John Taylor Gatto – The Prize-Winning Teacher Who Quit

 

In 1991, while he was still New York State Teacher of the Year, John Taylor Gatto quit teaching. Prior to this, he had been named New York City Teacher of the Year three times for his innovative approach to teaching, yet he vowed to stop, because he didn’t want to “hurt kids anymore”.

 

Children have an insatiable appetite for learning. However, this can be easily killed off by the way teaching takes place in schools. Different subjects are taught in a disconnected fashion, in lessons which must stop abruptly when the bell goes.

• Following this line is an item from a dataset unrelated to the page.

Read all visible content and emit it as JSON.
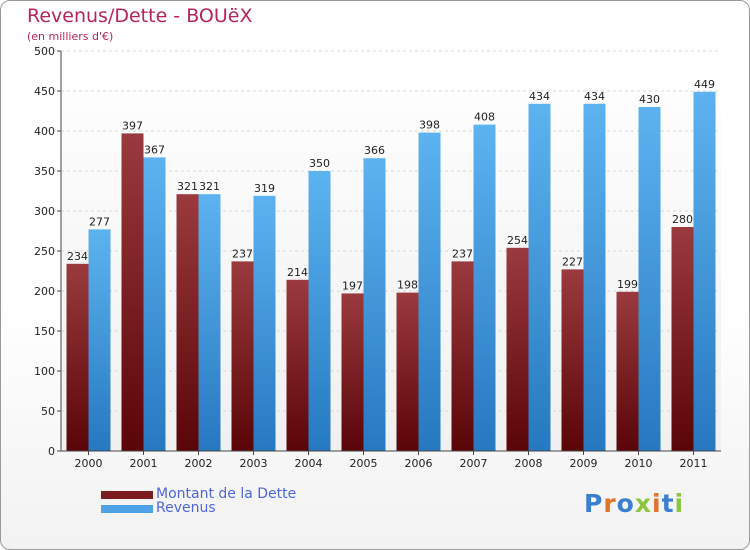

The never-ending battle of teachers trying to bring “difficult” children into line takes up so much time and energy that there is little over for actual education.

 

Many teachers would agree with this. However, prize-winning teacher Gatto goes a stage further, saying that schools are actually designed for dumbing us down”. Compulsory schooling, which is officially considered a human right, is according to Gatto a “twelve-year jail sentence where bad habits are the only curriculum truly learned”.

 

Although officially an English teacher, Gatto said that he and other teachers actually teach seven lessons: confusion, class position, indifference, emotional dependency, intellectual dependency, provisional self-esteem and “one can’t hide”.

 

Having quit teaching, he went on to investigate the origins of the US school system. He found that it owes a lot to leading industrialists at the turn of the 20th century. These industrialists were worried that there was too much entrepreneurial spirit in America, so that lots of people would try to set up in competition to them, resulting in a “crisis of overproduction”. Their solution: to modify schooling so that schools turned out compliant workers rather than independent-minded entrepreneur types. The result was that discipline became more important than learning.

 

As successive crises hit education, the response is usually to simplify and standardise teaching. The result is that many pupils become bored – which, coincidentally, prepares them for the boredom of their future jobs. Many, of course, rebel against this, and more and more resources are poured into dealing with those that rebel.

 

Since Gatto wrote his books, things have, if anything, got worse. Rebellion is often medicalised, acquiring names such as “oppositional defiant disorder” and “conduct disorder”. Sometimes such “syndromes” are treated with strong drugs, sometimes by sending the children to boot camps or behaviour modification centres. If the treatment fails, many end up joining the soaring prison population.